The machine learning (ML) system supports up to 26 possible viewpoints (plus one more for “unknown”): wildbook-ia/constants.py at ac433d4f2a47b1d905c421a36c497f787003afc3 · WildMeOrg/wildbook-ia · GitHub. When the ML models are trained, we look at the distribution of the viewpoints and intentionally collapse some smaller categories into a single bucket in order to generate more examples in total.
For example, this is the code that maps the ground-truth viewpoints we have into the appropriate bucket:
label_two_species_mapping = {
'wild_dog' : 'wild_dog',
'wild_dog_dark' : 'wild_dog',
'wild_dog_light' : 'wild_dog',
'wild_dog_puppy' : 'wild_dog_puppy',
'wild_dog_standard' : 'wild_dog',
'wild_dog_tan' : 'wild_dog',
'wild_dog+' : 'wild_dog+tail_general',
'wild_dog+____' : 'wild_dog+tail_general',
'wild_dog+double_black_brown' : 'wild_dog+tail_multi_black',
'wild_dog+double_black_white' : 'wild_dog+tail_multi_black',
'wild_dog+long_black' : 'wild_dog+tail_long',
'wild_dog+long_white' : 'wild_dog+tail_long',
'wild_dog+short_black' : 'wild_dog+tail_short_black',
'wild_dog+standard' : 'wild_dog+tail_standard',
'wild_dog+triple_black' : 'wild_dog+tail_multi_black',
}
label_two_species_list = sorted(list(set(label_two_species_mapping.values())))
label_two_viewpoint_mapping = {
species: {
None : None,
'unknown' : None,
'left' : 'left',
'right' : 'right',
'front' : 'front',
'frontleft' : 'frontleft',
'frontright' : 'frontright',
'back' : 'back',
'backleft' : 'backleft',
'backright' : 'backright',
'up' : 'up',
'upfront' : 'upfront',
'upleft' : 'upleft',
'upright' : 'upright',
'upback' : 'upback',
'down' : 'down',
'downfront' : 'down',
'downleft' : 'down',
'downright' : 'down',
'downback' : 'down',
}
for species in label_two_species_list
}
for viewpoint in label_two_viewpoint_mapping['wild_dog_puppy']:
label_two_viewpoint_mapping['wild_dog_puppy'][viewpoint] = 'ignore'
We can see in the above mapping that down
, downfront
, downleft
, downback
, and downright
are all mapped to a single down
viewpoint. The reason we do this is because the model will have too few examples of downfront
compared to the overwhelming examples of left
and right
to properly train the model. This mapping only applies to the automated outputs of the ML models that predict viewpoint, but this restriction should not be a problem in Wildbook’s interface. We may need to make a ticket in Wildbook to allow this feature in the interface, separate from what the ML system is producing.

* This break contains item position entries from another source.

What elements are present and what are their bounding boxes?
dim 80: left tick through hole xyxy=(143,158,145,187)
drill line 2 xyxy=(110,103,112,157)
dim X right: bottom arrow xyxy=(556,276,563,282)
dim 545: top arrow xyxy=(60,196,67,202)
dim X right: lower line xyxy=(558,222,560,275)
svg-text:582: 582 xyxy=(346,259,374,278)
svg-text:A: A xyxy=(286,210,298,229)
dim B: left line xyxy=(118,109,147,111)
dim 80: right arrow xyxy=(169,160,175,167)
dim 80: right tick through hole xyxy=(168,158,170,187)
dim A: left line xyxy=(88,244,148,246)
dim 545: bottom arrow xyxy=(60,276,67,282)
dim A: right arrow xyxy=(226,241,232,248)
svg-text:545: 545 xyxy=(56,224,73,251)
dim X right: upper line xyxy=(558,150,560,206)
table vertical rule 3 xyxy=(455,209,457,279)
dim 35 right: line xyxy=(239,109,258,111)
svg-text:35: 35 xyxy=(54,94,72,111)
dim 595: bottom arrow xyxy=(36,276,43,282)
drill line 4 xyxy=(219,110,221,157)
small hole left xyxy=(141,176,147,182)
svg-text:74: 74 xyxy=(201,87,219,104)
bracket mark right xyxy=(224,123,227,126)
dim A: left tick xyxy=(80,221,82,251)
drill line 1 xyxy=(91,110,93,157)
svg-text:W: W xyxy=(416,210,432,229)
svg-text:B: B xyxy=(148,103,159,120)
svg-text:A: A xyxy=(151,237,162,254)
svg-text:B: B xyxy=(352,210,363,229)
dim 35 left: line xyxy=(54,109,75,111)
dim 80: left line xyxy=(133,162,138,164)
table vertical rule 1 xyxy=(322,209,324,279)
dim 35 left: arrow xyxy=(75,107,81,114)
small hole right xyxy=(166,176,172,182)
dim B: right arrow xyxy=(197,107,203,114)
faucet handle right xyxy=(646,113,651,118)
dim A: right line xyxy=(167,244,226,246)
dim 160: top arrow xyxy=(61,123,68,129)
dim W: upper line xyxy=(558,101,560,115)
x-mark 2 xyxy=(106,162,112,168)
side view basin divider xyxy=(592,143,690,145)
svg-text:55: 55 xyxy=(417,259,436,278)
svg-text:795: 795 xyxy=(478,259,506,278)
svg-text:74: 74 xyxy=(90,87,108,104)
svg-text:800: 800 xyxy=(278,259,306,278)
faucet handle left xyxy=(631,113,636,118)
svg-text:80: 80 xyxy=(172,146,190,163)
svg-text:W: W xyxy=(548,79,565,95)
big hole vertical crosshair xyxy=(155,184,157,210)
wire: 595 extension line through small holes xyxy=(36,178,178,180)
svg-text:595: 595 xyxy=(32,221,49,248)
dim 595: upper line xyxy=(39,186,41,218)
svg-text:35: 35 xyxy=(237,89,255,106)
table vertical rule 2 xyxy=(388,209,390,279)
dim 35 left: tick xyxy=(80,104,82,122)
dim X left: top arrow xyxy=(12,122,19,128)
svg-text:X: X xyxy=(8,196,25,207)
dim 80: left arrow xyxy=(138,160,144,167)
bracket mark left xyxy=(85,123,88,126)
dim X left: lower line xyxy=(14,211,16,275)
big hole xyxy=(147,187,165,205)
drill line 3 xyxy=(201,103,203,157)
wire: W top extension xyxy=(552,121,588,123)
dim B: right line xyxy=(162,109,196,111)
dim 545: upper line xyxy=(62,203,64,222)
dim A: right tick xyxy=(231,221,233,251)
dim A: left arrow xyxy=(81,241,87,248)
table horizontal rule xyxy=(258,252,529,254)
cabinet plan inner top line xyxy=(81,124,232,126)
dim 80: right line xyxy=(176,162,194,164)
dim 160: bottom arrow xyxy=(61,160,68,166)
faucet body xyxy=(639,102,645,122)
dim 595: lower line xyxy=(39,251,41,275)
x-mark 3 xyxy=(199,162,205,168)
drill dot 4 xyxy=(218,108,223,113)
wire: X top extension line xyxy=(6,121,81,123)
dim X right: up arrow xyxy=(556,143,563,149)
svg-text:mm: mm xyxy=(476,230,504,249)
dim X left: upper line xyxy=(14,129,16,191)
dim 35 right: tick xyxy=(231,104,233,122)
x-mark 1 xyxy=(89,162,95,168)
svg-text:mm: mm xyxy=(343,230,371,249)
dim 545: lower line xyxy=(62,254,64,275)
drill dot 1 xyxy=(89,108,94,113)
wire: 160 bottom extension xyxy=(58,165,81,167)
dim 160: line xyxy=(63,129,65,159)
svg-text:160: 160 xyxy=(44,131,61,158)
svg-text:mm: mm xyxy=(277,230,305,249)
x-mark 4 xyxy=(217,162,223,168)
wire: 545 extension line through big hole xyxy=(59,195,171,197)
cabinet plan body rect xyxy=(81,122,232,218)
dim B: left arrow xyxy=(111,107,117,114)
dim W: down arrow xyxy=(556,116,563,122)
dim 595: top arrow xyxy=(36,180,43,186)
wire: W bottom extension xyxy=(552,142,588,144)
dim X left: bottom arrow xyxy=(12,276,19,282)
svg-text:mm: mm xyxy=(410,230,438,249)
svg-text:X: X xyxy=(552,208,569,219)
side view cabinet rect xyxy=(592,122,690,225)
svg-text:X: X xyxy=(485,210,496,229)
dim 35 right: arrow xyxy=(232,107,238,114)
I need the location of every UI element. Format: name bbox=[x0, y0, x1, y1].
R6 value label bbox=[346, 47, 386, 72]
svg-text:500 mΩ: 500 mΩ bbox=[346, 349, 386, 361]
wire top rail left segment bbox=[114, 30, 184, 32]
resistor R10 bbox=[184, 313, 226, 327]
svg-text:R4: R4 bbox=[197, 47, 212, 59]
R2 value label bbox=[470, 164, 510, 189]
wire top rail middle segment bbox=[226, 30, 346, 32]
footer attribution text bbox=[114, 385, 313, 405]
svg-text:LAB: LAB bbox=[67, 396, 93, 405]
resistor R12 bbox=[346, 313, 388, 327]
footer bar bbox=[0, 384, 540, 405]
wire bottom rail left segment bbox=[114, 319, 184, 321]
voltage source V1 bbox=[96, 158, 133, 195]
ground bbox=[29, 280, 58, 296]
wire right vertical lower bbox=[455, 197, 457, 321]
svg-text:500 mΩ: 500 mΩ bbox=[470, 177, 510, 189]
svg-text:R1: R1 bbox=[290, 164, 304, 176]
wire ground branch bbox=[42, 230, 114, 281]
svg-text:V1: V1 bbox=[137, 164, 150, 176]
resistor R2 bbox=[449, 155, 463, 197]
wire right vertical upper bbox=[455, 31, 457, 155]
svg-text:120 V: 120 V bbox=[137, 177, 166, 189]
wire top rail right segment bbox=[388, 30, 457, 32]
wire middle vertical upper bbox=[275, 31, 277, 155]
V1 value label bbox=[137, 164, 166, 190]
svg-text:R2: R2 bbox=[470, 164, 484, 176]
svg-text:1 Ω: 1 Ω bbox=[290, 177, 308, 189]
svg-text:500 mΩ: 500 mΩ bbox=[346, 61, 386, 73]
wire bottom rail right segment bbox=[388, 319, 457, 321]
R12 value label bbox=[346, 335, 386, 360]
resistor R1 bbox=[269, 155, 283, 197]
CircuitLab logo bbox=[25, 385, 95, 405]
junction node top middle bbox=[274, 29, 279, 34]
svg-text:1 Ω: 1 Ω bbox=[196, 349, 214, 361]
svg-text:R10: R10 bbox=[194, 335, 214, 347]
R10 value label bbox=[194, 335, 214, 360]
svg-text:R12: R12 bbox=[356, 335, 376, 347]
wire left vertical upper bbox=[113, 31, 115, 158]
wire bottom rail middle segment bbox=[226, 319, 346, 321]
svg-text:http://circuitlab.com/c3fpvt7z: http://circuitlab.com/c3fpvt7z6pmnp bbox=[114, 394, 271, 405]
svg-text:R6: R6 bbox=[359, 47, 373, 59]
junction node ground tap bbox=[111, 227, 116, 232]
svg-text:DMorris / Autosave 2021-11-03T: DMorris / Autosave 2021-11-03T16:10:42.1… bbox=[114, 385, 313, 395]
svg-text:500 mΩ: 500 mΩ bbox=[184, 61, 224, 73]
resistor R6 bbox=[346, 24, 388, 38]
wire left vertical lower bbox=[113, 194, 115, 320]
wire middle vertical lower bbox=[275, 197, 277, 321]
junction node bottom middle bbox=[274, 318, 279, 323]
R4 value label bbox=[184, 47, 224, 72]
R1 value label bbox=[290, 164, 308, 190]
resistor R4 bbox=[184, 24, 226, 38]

We also need to quickly clarify the terminology that is used by the ML system. We have 6 possible primary viewpoints: front
, back
, left
, right
, up
, down
. These viewpoints are defined where it is the answer to the question, “what side of the animal are you looking at?” For example, if you are seeing the underneath belly of the animal, you are seeing the bottom of the animal, and therefore the viewpoint is “down”. At first, you’ll ask why we use “up” and “down” instead of “top” and “bottom”. We do this for a very specific and boring reason: abbreviation. If we use up and down, we can abbreviate all of the 6 primary viewpoints as F
, B
, L
, R
, U
, and D
. If we used “top” and “bottom”, there would be a conflict between “back” and “bottom” when we abbreviate, so we use “down” instead.
Beyond the 6 primary viewpoints, we can have secondary viewpoints as well as the combination of two primary viewpoints. There are also tertiary viewpoints that are the combination of three of the primary viewpoints. For example, the viewpoints front-right
(or FR
) is the viewpoint seeing the front of the animal and the right side of the animal. A viewpoint of DBR
(or down-back-left
) is a viewpoint where you see the bottom, back, and left-side of the animal all at the same time. In general, tertiary viewpoints are fairly rare and we almost exclusively use only primary and secondary viewpoints in all of our ML models.
Going back to the original example image, there are only one animal where only the bottom is being seen. Below are my annotated viewpoints for each of the boxes:
I agree that the Wildbook platform can add the ability to annotate viewpoints beyond the ones produced by the ML models. We will likely cross this threshold after the migration to the new Codex framework.